Engineering Double-Well Potentials with Variable-Width Annular Josephson Tunnel Junctions

TL;DR

This paper presents a method to engineer double-well potentials in elliptic annular Josephson tunnel junctions, enabling control of fluxon states for potential quantum computing applications.

Contribution

It introduces a simple technique to create and manipulate double-well potentials for fluxons in non-uniform Josephson junctions using magnetic fields and current ramps.

Findings

Controlled double-well potentials for fluxons are achievable.

The potential properties depend on junction eccentricity and electrical parameters.
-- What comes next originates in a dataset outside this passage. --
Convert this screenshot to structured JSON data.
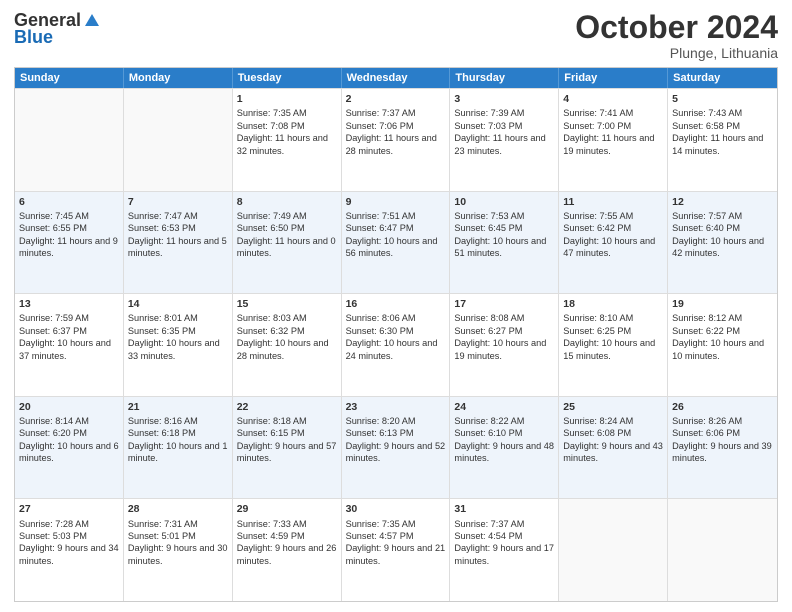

Quantum effects like energy level discretization and tunneling are addressed.

Abstract

Long Josephson tunnel junction are non-linear transmission lines that allow propagation of current vortices (fluxons) and electromagnetic waves and are used in various applications within superconductive electronics. Recently, the Josephson vortex has been proposed as a new superconducting qubit. We describe a simple method to create a double-well potential for an individual fluxon trapped in a long elliptic annular Josephson tunnel junction characterized by an intrinsic non-uniform width. The distance between the potential wells and the height of the inter-well potential barrier are controlled by the strength of an in-plane magnetic field. The manipulation of the vortex states can be achieved by applying a proper current ramp across the junction. The read-out of the state is accomplished by measuring the vortex depinning current in a small magnetic field. An accurate one-dimensional sine-Gordon model for this strongly non-linear system is presented, from which we calculate the position-dependent fluxon rest-mass, its Hamiltonian density and the corresponding trajectories in the phase space. We examine the dependence of the potential properties on the annulus eccentricity and its electrical parameters and address the requirements for observing quantum-mechanical effects, as discrete energy levels and tunneling, in this two-state system.